Port Needs To Put People First
Every weekend, Peter Chong, director of the 75-year-old Chinatown YMCA, deals with some 40 people on the wait list for his 20 by 60-foot swimming pool that fits 50 people, shoulder to shoulder.
Chong dreams about having the nations largest YMCA recreational facility at The Piers. It would be an escape from Chinatown, a 15-minute bus ride to Piers 27-31 at Embarcadero and Battery. The Piers project could serve some 4,000 kids.
Now it seems Chongs dream will be realized. On April 18, the port commission voted to support the $129 million Mills/YMCA mixed-use development of the three piers for recreation, retail and office space.
Unlike most city agencies, the port is self-sustaining and provides tax dollars to city coffers. The port staff and its consultants devoted much of their study to the economic feasibility of whether Chelsea or Mills could pull the project off, and whether either had long-term staying power with residents of San Francisco.
Three commissioners Pius Lee, Michael Hardeman and Kimberly Brandon rebuffed the report that seemed to favor Chelsea Piers, a pure, for-profit recreation enterprise. Partially because of the ports for-profit mission, the more human element was relegated to one line in the 24-page staff report: [The] YMCA provides exceptional access to special needs and low-income people.
On the face of it, the port would have gotten $1.8 million [in todays dollars] more in rent from Chelsea Piers than Mills over 10 years.
Consultants have told us [that Mills] will have a negative impact on our income as a port and our ability to provide other services we do for maritime, Brian McWilliams, one of two commissioners voting against Mills/YMCA, said. The one that brings more revenue to the port, which is our job
is the Chelsea Piers project, very clearly.
NEIGHBORHOOD CONCERN
The port staff used the results of two advisory committees to contend the Chelsea Piers alternative was preferred. But the Northeast Waterfront Advisory Group and the Fishermans Wharf Waterfront Advisory Group may not have accurately represented residents living in neighborhoods around Piers 27-31.
Members of the two citizens committees included representatives of Aliotos Restaurant, Blue and Gold Fleet, and the Cannery some of whom are tenants on port property and have a commercial stake in the upscale clientele Chelsea hoped to attract.
Few residents were included in the decision-making, and neighborhood groups stayed neutral on the projects.
Wai Ching Kwan of the Chinatown Community Development Center, was the lone Asian American representative on the advisory commission, even though port 27-31 falls in District 3, which is 49 percent Asian American. Its also next to District 6, which is over one-fourth API, including many Vietnamese American families of the Tenderloin and SOMAs Filipino American community. The other API voice was that of Pius Lee. Port Director Doug Wong, gave no recommendation to both bids.

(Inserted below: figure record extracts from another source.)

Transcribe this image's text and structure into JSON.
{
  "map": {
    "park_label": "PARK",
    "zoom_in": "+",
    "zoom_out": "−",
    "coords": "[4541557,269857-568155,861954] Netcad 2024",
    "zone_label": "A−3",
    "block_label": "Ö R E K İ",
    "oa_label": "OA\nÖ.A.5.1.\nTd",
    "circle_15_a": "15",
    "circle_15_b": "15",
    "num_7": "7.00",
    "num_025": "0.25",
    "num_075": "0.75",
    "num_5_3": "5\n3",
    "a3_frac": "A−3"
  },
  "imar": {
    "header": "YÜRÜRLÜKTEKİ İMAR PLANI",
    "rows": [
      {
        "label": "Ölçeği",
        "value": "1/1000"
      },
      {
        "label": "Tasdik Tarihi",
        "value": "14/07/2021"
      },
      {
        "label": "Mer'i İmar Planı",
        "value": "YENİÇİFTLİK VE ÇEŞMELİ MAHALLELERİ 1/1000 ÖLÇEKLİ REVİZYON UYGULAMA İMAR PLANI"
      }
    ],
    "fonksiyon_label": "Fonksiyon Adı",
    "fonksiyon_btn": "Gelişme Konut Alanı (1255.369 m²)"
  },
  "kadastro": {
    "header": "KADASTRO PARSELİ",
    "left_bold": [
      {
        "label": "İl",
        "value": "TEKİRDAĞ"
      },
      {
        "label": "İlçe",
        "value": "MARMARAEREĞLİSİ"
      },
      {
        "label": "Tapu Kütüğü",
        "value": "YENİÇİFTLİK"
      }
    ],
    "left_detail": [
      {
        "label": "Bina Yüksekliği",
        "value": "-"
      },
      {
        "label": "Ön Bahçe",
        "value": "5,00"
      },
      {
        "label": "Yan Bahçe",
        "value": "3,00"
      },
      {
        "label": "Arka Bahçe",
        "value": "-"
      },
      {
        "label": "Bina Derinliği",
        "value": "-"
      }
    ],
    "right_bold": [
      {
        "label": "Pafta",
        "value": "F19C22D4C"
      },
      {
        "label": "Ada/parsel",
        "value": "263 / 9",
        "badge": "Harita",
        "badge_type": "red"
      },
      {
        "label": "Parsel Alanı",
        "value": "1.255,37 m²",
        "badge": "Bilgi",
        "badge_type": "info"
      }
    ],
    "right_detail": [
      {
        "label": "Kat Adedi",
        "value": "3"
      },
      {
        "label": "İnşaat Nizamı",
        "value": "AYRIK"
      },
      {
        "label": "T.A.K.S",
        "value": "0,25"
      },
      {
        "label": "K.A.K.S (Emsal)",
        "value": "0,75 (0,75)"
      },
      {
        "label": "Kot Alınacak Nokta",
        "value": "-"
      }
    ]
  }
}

The Mills/YMCA project did pass. However, it still has to complete exclusive negotiations with the port and meet a number of other conditions, including scaling back its proposed office space, which was supposed to be its economic engine that would help finance the YMCA. So far, Mills has rolled back its office space from 272,000 square feet to 198,000.
The final lease agreement has to pass the Board of Supervisors. The supervisors may be influenced by Mills/YMCAs huge campaign army that generated over 10,000 calls and postcards to the port in support of the project. With over 62,000 members and nine YMCA centers, which cover nearly every supervisors district, the YMCA could lobby the supervisors and, if need be, carry the fight to the ballot this November.